New recommendations which should help growers optimise in-furrow applications of the popular potato fungicide, Amistar, could be on the way.

Manufacturer, Syngenta’s technical manager, Michael Tait, speaking at the Potatoes in Practice event, said that a new design of planter nozzle set up shown at the Dundee event, reduced the likelihood of clogging to a vital part of the applicator unit.

He said previous models had cone nozzles built in at both the front and back of the shoe, with that design spraying into the furrow as it was opened, before placing the seed potato, and again onto the soil as the tuber was covered. However, feedback from growers pointed out that the front nozzle could be prone to clogging with soil.

The new design, researched by Syngenta, Team Sprayers and Grimme, has a configuration that has both nozzles strategically placed to spray and mix into the soil after the potato has been planted.

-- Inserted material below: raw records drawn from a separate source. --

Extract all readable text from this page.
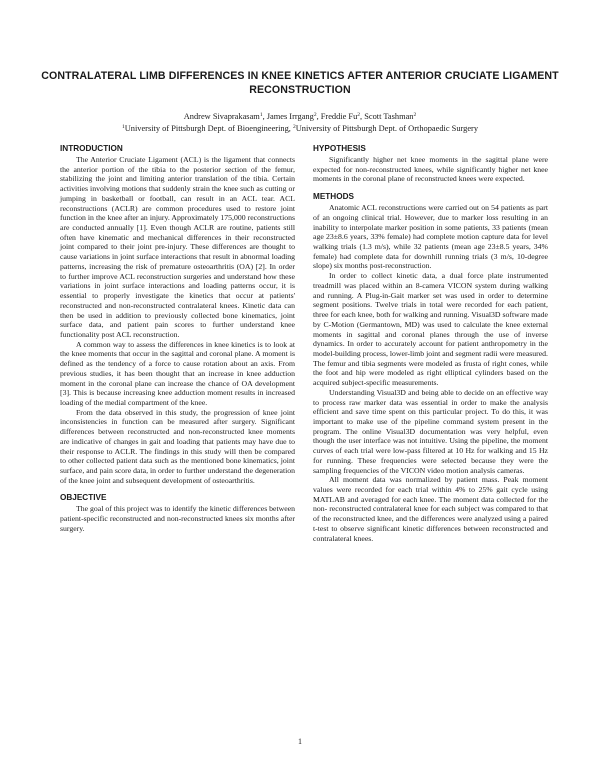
CONTRALATERAL LIMB DIFFERENCES IN KNEE KINETICS AFTER ANTERIOR CRUCIATE LIGAMENT RECONSTRUCTION
Andrew Sivaprakasam$^1$, James Irrgang$^2$, Freddie Fu$^2$, Scott Tashman$^2$
$^1$University of Pittsburgh Dept. of Bioengineering, $^2$University of Pittsburgh Dept. of Orthopaedic Surgery
INTRODUCTION

The Anterior Cruciate Ligament (ACL) is the ligament that connects the anterior portion of the tibia to the posterior section of the femur, stabilizing the joint and limiting anterior translation of the tibia. Certain activities involving motions that suddenly strain the knee such as cutting or jumping in basketball or football, can result in an ACL tear. ACL reconstructions (ACLR) are common procedures used to restore joint function in the knee after an injury. Approximately 175,000 reconstructions are conducted annually [1]. Even though ACLR are routine, patients still often have kinematic and mechanical differences in their reconstructed joint compared to their joint pre-injury. These differences are thought to cause variations in joint surface interactions that result in abnormal loading patterns, increasing the risk of premature osteoarthritis (OA) [2]. In order to further improve ACL reconstruction surgeries and understand how these variations in joint surface interactions and loading patterns occur, it is essential to properly investigate the kinetics that occur at patients' reconstructed and non-reconstructed contralateral knees. Kinetic data can then be used in addition to previously collected bone kinematics, joint surface data, and patient pain scores to further understand knee functionality post ACL reconstruction.

A common way to assess the differences in knee kinetics is to look at the knee moments that occur in the sagittal and coronal plane. A moment is defined as the tendency of a force to cause rotation about an axis. From previous studies, it has been thought that an increase in knee adduction moment in the coronal plane can increase the chance of OA development [3]. This is because increasing knee adduction moment results in increased loading of the medial compartment of the knee.

From the data observed in this study, the progression of knee joint inconsistencies in function can be measured after surgery. Significant differences between reconstructed and non-reconstructed knee moments are indicative of changes in gait and loading that patients may have due to their response to ACLR. The findings in this study will then be compared to other collected patient data such as the mentioned bone kinematics, joint surface, and pain score data, in order to further understand the degeneration of the knee joint and subsequent development of osteoarthritis.

OBJECTIVE

The goal of this project was to identify the kinetic differences between patient-specific reconstructed and non-reconstructed knees six months after surgery.

HYPOTHESIS

Significantly higher net knee moments in the sagittal plane were expected for non-reconstructed knees, while significantly higher net knee moments in the coronal plane of reconstructed knees were expected.

METHODS

Anatomic ACL reconstructions were carried out on 54 patients as part of an ongoing clinical trial. However, due to marker loss resulting in an inability to interpolate marker position in some patients, 33 patients (mean age 23±8.6 years, 33% female) had complete motion capture data for level walking trials (1.3 m/s), while 32 patients (mean age 23±8.5 years, 34% female) had complete data for downhill running trials (3 m/s, 10-degree slope) six months post-reconstruction.

In order to collect kinetic data, a dual force plate instrumented treadmill was placed within an 8-camera VICON system during walking and running. A Plug-in-Gait marker set was used in order to determine segment positions. Twelve trials in total were recorded for each patient, three for each knee, both for walking and running. Visual3D software made by C-Motion (Germantown, MD) was used to calculate the knee external moments in sagittal and coronal planes through the use of inverse dynamics. In order to accurately account for patient anthropometry in the model-building process, lower-limb joint and segment radii were measured. The femur and tibia segments were modeled as frusta of right cones, while the foot and hip were modeled as right elliptical cylinders based on the acquired subject-specific measurements.

Understanding Visual3D and being able to decide on an effective way to process raw marker data was essential in order to make the analysis efficient and save time spent on this particular project. To do this, it was important to make use of the pipeline command system present in the program. The online Visual3D documentation was very helpful, even though the user interface was not intuitive. Using the pipeline, the moment curves of each trial were low-pass filtered at 10 Hz for walking and 15 Hz for running. These frequencies were selected because they were the sampling frequencies of the VICON video motion analysis cameras.

All moment data was normalized by patient mass. Peak moment values were recorded for each trial within 4% to 25% gait cycle using MATLAB and averaged for each knee. The moment data collected for the non- reconstructed contralateral knee for each subject was compared to that of the reconstructed knee, and the differences were analyzed using a paired t-test to observe significant kinetic differences between reconstructed and contralateral knees.

1
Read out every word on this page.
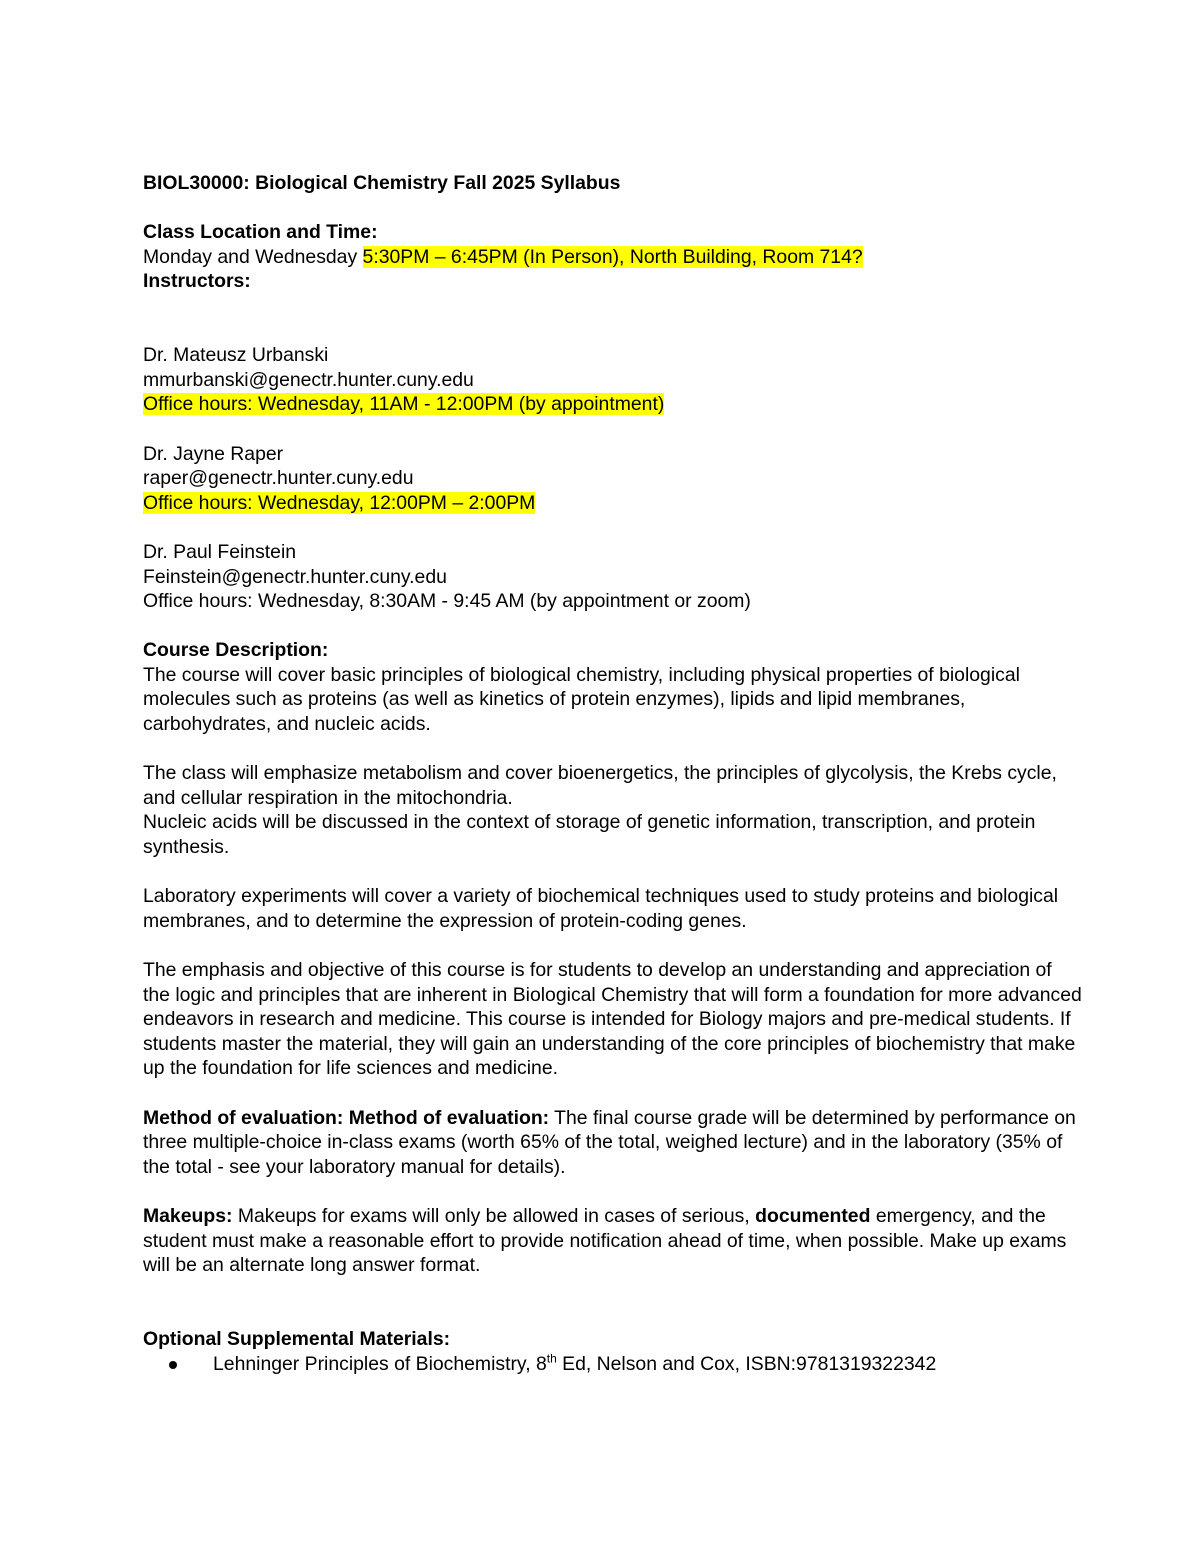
BIOL30000: Biological Chemistry Fall 2025 Syllabus

Class Location and Time:

Monday and Wednesday 5:30PM – 6:45PM (In Person), North Building, Room 714?

Instructors:

Dr. Mateusz Urbanski

mmurbanski@genectr.hunter.cuny.edu

Office hours: Wednesday, 11AM - 12:00PM (by appointment)

Dr. Jayne Raper

raper@genectr.hunter.cuny.edu

Office hours: Wednesday, 12:00PM – 2:00PM

Dr. Paul Feinstein

Feinstein@genectr.hunter.cuny.edu

Office hours: Wednesday, 8:30AM - 9:45 AM (by appointment or zoom)

Course Description:

The course will cover basic principles of biological chemistry, including physical properties of biological molecules such as proteins (as well as kinetics of protein enzymes), lipids and lipid membranes, carbohydrates, and nucleic acids.

The class will emphasize metabolism and cover bioenergetics, the principles of glycolysis, the Krebs cycle, and cellular respiration in the mitochondria.

Nucleic acids will be discussed in the context of storage of genetic information, transcription, and protein synthesis.

Laboratory experiments will cover a variety of biochemical techniques used to study proteins and biological membranes, and to determine the expression of protein-coding genes.

The emphasis and objective of this course is for students to develop an understanding and appreciation of the logic and principles that are inherent in Biological Chemistry that will form a foundation for more advanced endeavors in research and medicine. This course is intended for Biology majors and pre-medical students. If students master the material, they will gain an understanding of the core principles of biochemistry that make up the foundation for life sciences and medicine.

Method of evaluation: Method of evaluation: The final course grade will be determined by performance on three multiple-choice in-class exams (worth 65% of the total, weighed lecture) and in the laboratory (35% of the total - see your laboratory manual for details).

Makeups: Makeups for exams will only be allowed in cases of serious, documented emergency, and the student must make a reasonable effort to provide notification ahead of time, when possible. Make up exams will be an alternate long answer format.

Optional Supplemental Materials:

Lehninger Principles of Biochemistry, 8th Ed, Nelson and Cox, ISBN:9781319322342
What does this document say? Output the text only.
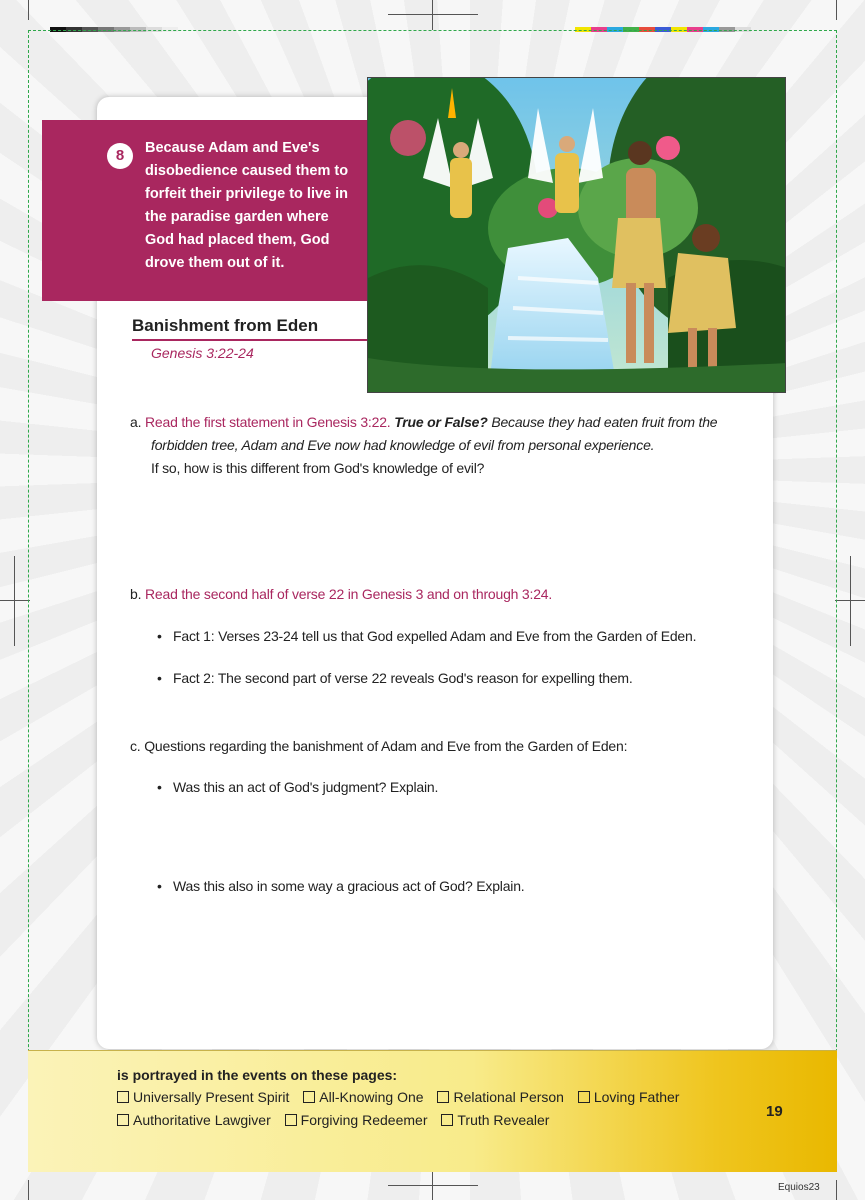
8	Because Adam and Eve's disobedience caused them to forfeit their privilege to live in the paradise garden where God had placed them, God drove them out of it.
Banishment from Eden
Genesis 3:22-24
a. Read the first statement in Genesis 3:22. True or False? Because they had eaten fruit from the
forbidden tree, Adam and Eve now had knowledge of evil from personal experience.
If so, how is this different from God's knowledge of evil?
b. Read the second half of verse 22 in Genesis 3 and on through 3:24.
• Fact 1: Verses 23-24 tell us that God expelled Adam and Eve from the Garden of Eden.
• Fact 2: The second part of verse 22 reveals God's reason for expelling them.
c. Questions regarding the banishment of Adam and Eve from the Garden of Eden:
• Was this an act of God's judgment? Explain.
• Was this also in some way a gracious act of God? Explain.
is portrayed in the events on these pages:
Universally Present Spirit All-Knowing One Relational Person Loving Father
Authoritative Lawgiver Forgiving Redeemer Truth Revealer	19
Equios23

“We have been doing intensive testing to see whether hollow cone or low drift nozzles work best for application, and what were the optimum water volumes, particularly on modern belt planters operating at higher speeds,” he said.

“Previously, planters were typically smaller and slower, and standard practice was to recommend the minimum possible water volumes. It was often a trade-off of the need for efficacy, with the capability of machinery.

"Today’s machines are bigger and faster, with the capacity to carry more and with growers geared up to efficiency of operations to get the best possible results. With the ability to apply at a water volume of 100 l/ha, we can potentially move towards optimum efficacy,” he added.

Application trials at the start of this season have been assessing effects of different techniques on emergence and ground cover, as well as monitoring disease.

Data from independent trials on rhizoctonia control should be available for BP2019 at Harrogate, whilst reports on diseases which develop over time in storage, such as black dot, will be released at next year’s Potato Science meetings, said Mr Tait.